In the wake of the recent African Climate Summit in Nairobi, let’s explore how Africa is poised to take the lead in sustainable design practices
“Quality, sustainable housing is an important way of ensuring vulnerable populations are more resilient to the effects of the climate crisis” Particularly the frequency of natural disasters has tripled in the past 30 years, with Sub-Saharan Africa home to nearly three-quarters — 393 million — of the global number of children living in countries affected by emergencies.
“Africa has 39% of the world’s renewable energy potential, more than any other continent.”
The continent’s rich natural resources and rapid urban growth offer immense potential for the green building industry. African architectural innovation is marked by a deep connection to the environment, highlighting sustainability, creative material utilization, seamless integration of technology, and the harmonious fusion of form and function.
The Benefits of Sustainable Affordable Housing
Addressing Africa’s Affordable Housing Crisis: Africa faces a severe housing crisis, with the African Development Bank estimating a yearly need for 3.3 million affordable housing units to accommodate population growth. Unfortunately, this demand is largely unmet, leaving over 60% of urban residents in informal settlements without basic services. Sustainable affordable housing offers a comprehensive solution, enhancing living conditions, reducing energy costs, and curbing carbon emissions while fostering economic growth and improving access to essential services.

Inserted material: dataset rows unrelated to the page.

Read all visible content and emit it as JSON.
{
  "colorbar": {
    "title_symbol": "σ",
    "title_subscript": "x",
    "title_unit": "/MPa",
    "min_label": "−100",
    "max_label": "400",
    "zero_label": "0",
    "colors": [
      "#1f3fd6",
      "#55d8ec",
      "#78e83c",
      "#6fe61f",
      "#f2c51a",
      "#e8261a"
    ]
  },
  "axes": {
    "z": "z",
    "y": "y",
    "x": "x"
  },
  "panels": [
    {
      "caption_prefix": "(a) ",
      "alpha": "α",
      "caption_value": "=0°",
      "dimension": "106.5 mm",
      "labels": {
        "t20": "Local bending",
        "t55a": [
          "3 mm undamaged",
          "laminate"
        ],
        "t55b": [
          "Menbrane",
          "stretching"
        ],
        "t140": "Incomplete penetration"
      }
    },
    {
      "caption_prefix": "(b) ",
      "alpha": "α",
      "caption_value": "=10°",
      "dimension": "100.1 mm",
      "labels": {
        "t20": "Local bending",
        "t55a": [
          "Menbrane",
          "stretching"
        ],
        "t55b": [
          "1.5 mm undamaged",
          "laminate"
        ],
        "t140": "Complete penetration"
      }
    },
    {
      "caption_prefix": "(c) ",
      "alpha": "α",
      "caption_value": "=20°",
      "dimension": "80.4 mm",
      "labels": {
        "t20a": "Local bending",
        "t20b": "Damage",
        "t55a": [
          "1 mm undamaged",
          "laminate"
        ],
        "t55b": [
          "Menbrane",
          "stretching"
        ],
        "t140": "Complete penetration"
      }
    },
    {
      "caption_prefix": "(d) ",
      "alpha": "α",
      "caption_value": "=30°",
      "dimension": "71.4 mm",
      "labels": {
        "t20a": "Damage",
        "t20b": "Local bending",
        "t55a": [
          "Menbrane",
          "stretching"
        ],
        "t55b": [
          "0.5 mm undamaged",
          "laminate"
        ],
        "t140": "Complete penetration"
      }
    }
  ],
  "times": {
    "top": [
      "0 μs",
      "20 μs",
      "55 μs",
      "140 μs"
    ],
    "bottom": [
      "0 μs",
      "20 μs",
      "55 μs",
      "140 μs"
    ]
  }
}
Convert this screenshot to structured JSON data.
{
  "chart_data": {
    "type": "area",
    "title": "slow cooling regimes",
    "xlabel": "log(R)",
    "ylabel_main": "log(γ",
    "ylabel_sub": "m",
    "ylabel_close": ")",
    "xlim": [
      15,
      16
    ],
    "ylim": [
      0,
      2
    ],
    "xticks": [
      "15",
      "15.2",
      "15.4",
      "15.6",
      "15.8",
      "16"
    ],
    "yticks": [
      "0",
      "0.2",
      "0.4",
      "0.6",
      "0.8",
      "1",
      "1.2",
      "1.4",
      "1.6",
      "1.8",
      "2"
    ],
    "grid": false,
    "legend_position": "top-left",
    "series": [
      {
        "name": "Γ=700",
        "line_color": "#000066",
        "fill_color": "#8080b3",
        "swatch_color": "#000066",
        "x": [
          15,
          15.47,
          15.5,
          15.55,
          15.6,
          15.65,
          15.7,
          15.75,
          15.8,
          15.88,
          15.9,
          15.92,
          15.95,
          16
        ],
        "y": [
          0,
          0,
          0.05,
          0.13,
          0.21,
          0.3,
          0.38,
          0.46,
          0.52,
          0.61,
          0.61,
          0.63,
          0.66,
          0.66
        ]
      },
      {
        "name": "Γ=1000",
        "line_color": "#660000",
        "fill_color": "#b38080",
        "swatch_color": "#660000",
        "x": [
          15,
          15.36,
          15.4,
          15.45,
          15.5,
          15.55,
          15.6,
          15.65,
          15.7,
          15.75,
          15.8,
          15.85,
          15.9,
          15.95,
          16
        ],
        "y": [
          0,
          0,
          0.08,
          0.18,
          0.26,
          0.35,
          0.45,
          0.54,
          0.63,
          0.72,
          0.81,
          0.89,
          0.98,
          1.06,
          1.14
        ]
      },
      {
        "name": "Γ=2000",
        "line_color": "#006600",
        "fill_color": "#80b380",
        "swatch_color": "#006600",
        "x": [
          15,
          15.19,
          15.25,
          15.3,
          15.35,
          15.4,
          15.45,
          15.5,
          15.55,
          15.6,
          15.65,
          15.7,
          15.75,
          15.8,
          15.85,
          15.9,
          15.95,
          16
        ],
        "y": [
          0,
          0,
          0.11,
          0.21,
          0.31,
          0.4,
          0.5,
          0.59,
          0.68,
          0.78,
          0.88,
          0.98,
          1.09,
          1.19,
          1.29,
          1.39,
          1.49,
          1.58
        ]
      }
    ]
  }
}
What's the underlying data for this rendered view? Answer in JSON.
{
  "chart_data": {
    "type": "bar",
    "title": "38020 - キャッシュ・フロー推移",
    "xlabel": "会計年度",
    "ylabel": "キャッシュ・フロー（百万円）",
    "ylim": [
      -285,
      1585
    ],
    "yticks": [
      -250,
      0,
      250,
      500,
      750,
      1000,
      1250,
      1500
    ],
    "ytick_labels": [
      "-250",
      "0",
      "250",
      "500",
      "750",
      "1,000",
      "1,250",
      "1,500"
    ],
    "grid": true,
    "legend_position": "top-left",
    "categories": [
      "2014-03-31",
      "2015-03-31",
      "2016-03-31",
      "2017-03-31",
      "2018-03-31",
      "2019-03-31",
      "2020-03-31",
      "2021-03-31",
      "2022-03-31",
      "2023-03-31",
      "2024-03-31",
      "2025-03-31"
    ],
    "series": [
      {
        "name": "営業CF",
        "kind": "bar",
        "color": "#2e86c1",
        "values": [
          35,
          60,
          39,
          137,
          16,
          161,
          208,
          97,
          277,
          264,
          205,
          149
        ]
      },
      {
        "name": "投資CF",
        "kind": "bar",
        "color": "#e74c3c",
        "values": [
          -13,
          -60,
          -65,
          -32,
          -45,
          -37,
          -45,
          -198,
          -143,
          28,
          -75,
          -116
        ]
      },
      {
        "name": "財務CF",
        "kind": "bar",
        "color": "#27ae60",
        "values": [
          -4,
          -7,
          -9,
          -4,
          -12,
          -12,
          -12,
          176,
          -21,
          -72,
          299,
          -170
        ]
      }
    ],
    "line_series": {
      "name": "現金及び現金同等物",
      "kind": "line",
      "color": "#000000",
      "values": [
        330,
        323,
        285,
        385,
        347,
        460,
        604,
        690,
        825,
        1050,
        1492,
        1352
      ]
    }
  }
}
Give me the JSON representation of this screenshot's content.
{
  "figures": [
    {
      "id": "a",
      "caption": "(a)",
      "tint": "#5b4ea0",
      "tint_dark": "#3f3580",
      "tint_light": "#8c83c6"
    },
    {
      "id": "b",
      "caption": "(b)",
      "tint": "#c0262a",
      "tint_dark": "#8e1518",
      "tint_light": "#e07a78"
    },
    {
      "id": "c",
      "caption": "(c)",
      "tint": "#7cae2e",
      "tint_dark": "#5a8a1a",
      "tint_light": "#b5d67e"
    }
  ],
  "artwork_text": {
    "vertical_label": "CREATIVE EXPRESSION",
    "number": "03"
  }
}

Globally, buildings account for up to 40% of total energy consumption and 20 percent of greenhouse gas emissions, with residential buildings in many African cities emerging as the second-largest energy consumers after transport
It’s crucial to note that the steel and cement industries are responsible for 38% of emissions in Africa. Additionally, there is a heavy reliance on imported materials and a growing dependence on fossil-fuel-based electricity for production, reaching as high as 86% in some regions.
Many African nations have committed to global efforts to reduce greenhouse gas emissions by including buildings in their Nationally Determined Contributions (NDCs), with 38 out of 54 countries having submitted updated NDCs. However, Sub-Saharan Africa faces a shortage of mandatory codes, recognized as essential tools for emissions reduction in the sector.
Africa proudly boasts some outstanding sustainable construction projects that have garnered well-deserved recognition:
· Universidade Agostinho Neto, an epitome of sustainable design / university campus in Luanda, Angola
· Gando Primary School in Burkina Faso, a shining example of eco-friendly education.
· Eastgate Centre in Harare, Zimbabwe, a pioneer in sustainable office spaces.
· The ‘Inno-native’ Home in Accra, Ghana, blending innovation with environmental consciousness.
· El Mandara Eco-Resort in Fayoum, Egypt, a serene oasis of sustainability.
Need for Green Building Guidelines
Case in point, green building guidelines have the potential to substantially reduce energy demand in rapidly growing African cities. The task at hand is to institutionalize and mandate these guidelines for all new constructions and major retrofits, exemplified by initiatives like KwaDukuza Municipality’s focus on cost-effective passive solar design, shading devices for windows, optimal building orientation, LED lighting mandates, comprehensive insulation, and the adoption of renewable energy sources for hot water.
Need for Green funding
“Africa attracted only 2% of global spending on renewables over the last decade, according to the leaders’ statement. But it said the continent would need a “tenfold increase in the finance capital flowing” into renewables in the next seven years, some $600 billion, to achieve the aim of boosting renewables from 56 gigawatts (GW) in 2022 to at least 300 GW by 2030.
The Africa climate Summit adopted the Nairobi Declaration — Calling for “concrete action” on reforms that lead to “a new financing architecture that is responsive to Africa’s needs”, including debt restructuring and relief.
Surprisingly, a substantial USD 90 billion is already invested in Africa’s energy sector at present. This significant investment is crucial when considering the dire energy situation on the continent. Approximately 600 million Africans, constituting 40% of the population, lack access to electricity, while nearly 1 billion Africans, roughly 70%, do not have access to clean cooking fuels. To address these pressing issues, the Sustainable Africa Scenario (SAS), as detailed by the IEA and Africa Energy Outlook 2022, requires an ambitious mobilization of USD 200 billion annually by 2030.
Grid investments are anticipated to rise significantly, increasing from around USD 10 billion per year today to nearly USD 50 billion by 2030. Despite these promising developments, Africa still grapples with energy poverty, contributing only 6% to global energy consumption and meeting just 3% of global electricity demand.
Ultimately, the key to success lies in building resilient, healthy, and equitable communities through the integration of sustainable design, materials, and infrastructure, with crucial collaboration between governments and the private sector.